Les détenus en "congé Covid" rentrent en prison ce mercredi

A la prison de Forest, les conditions de détention ont été rendues compliquées par l'application des règles de distanciation sociale. ©BELGA

La population carcérale belge avait chuté de 10% en trois mois, un fait inédit dans l'histoire. Le déconfinement débute jeudi alors que la catastrophe tant crainte d'une explosion de l'épidémie en prison a été évitée.

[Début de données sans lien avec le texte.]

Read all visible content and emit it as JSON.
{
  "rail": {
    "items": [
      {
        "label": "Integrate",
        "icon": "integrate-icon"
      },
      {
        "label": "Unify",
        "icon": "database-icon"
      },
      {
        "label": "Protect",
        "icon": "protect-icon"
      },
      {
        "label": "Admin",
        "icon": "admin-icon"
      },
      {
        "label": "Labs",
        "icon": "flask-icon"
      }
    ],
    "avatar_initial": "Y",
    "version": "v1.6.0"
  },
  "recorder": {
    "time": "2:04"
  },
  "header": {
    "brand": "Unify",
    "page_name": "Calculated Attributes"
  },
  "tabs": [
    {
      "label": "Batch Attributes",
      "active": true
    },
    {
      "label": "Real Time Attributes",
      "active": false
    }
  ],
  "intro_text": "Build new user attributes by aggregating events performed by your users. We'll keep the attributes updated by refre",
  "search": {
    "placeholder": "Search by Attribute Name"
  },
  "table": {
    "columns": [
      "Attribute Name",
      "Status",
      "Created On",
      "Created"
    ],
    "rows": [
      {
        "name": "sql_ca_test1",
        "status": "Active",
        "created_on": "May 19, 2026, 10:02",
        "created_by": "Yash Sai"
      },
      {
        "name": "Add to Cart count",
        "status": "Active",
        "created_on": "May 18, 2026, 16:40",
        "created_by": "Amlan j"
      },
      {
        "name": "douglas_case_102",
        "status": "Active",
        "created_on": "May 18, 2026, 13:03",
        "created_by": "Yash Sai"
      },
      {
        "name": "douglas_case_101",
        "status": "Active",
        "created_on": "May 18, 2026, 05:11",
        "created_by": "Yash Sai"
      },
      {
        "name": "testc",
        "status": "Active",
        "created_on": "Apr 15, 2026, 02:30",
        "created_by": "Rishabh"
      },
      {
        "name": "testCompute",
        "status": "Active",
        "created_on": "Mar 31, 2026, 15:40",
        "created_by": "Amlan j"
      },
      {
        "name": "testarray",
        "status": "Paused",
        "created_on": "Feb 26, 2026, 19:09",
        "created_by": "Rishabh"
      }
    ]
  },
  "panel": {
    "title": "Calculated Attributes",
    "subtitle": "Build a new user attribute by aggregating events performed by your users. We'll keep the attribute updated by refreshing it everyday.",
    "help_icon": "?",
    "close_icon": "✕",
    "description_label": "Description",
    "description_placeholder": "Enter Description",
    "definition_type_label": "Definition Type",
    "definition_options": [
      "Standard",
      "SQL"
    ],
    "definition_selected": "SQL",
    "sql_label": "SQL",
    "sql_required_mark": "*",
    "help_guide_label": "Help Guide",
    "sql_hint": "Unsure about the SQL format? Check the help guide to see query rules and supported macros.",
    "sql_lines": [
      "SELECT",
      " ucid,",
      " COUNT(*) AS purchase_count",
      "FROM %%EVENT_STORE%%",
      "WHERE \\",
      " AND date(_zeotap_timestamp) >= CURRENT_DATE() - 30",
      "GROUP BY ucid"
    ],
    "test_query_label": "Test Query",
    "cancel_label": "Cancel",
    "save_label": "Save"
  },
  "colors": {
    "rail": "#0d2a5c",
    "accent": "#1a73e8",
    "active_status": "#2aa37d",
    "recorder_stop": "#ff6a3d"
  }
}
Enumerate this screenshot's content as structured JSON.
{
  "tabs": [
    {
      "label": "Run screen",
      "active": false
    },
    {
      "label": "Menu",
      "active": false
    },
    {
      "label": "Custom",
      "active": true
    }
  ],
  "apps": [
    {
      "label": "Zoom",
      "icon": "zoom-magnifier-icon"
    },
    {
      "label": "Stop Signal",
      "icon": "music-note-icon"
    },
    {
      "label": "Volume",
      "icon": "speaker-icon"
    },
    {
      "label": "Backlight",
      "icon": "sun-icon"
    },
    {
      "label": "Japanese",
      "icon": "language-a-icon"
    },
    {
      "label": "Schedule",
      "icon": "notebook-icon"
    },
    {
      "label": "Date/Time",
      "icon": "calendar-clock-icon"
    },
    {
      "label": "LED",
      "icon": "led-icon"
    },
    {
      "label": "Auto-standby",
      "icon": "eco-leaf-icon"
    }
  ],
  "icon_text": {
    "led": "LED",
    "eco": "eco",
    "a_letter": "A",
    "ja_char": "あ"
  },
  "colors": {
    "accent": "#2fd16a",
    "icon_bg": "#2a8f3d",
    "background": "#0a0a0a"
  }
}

Derrière l'anonymat et la discrétion des murs des prisons belges s'est joué un événement peut-être inédit dans l'histoire du pays. Avec le Covid-19, la population carcérale a fondu de 10% environ en trois mois. Ainsi, le 13 mars, on comptait 10.853 détenus, contre 9.798 le 4 juin, en plein confinement. 1.000 prisonniers en moins, de retour dans les rues, ce n'est pas rien. "Ce n'est pas pour autant qu'il y a eu une flambée de viols et de meurtres en pleine rue", ironise l'avocate Delphine Paci, membre de la section belge de l'Observatoire international des prisons. "Cela montre bien que l'on pourrait, avec de la volonté, diminuer drastiquement la population carcérale belge".

24
contaminations
Il y a eu 24 prisonniers officiellement contaminés par le Covid-19 en Belgique depuis le début de la crise. Soit, en proportion, plus de deux fois moins que dans le reste de la population belge.

Le défi Covid a donc été relevé haut la main par les prisons belges. Selon des chiffres de l'administration pénitentiaire, il y a eu, en tout, 24 cas constatés, dont 5 toujours en cours. Un rapide calcul permet de montrer qu'en Belgique, il y a eu 5,2 cas de contamination pour mille habitants, contre 2,2 cas pour mille dans les prisons belges. Si le chiffre est contesté – "il est complètement sous-estimé, beaucoup de détenus sont allés à l'isolement sans avoir été testés", pointe Delphine Paci – il montre que la grande flambée qui avait été crainte n'a pas eu lieu.

La diminution de la pression carcérale a été voulue par le ministre de la Justice Koen Geens (CD&V). Elle a été assumée publiquement et, en privé, il a aussi demandé avec insistance aux magistrats d'instruction de bien vouloir limiter au maximum la délivrance des mandats d'arrêt. "On a pu éviter un grand drame. Les mesures ont été lourdes pour tout le monde, détenus et personnel. Tout le monde était d'accord sur le fait que ce soit nécessaire. Aujourd'hui, les choses commencent à se normaliser", explique-t-on dans l'entourage du ministre.

La barre des 10.000 prisonniers

En effet, cette semaine est celle du déconfinement des prisons. À partir de ce mercredi 17 juin et jusqu'au 30 juin, les détenus qui avaient bénéficié de congés élargis – il y en a eu plusieurs centaines – vont revenir purger le restant de leur peine derrière les barreaux. La population carcérale devrait donc bientôt repasser au-dessus de la barre symbolique des 10.000 prisonniers; vendredi dernier 12 juin, elle était déjà remontée à 9.915. "Le but n'était pas de diminuer la population carcérale pour la diminuer, mais bien d'éviter une crise sanitaire en prison", indique-t-on au cabinet Geens.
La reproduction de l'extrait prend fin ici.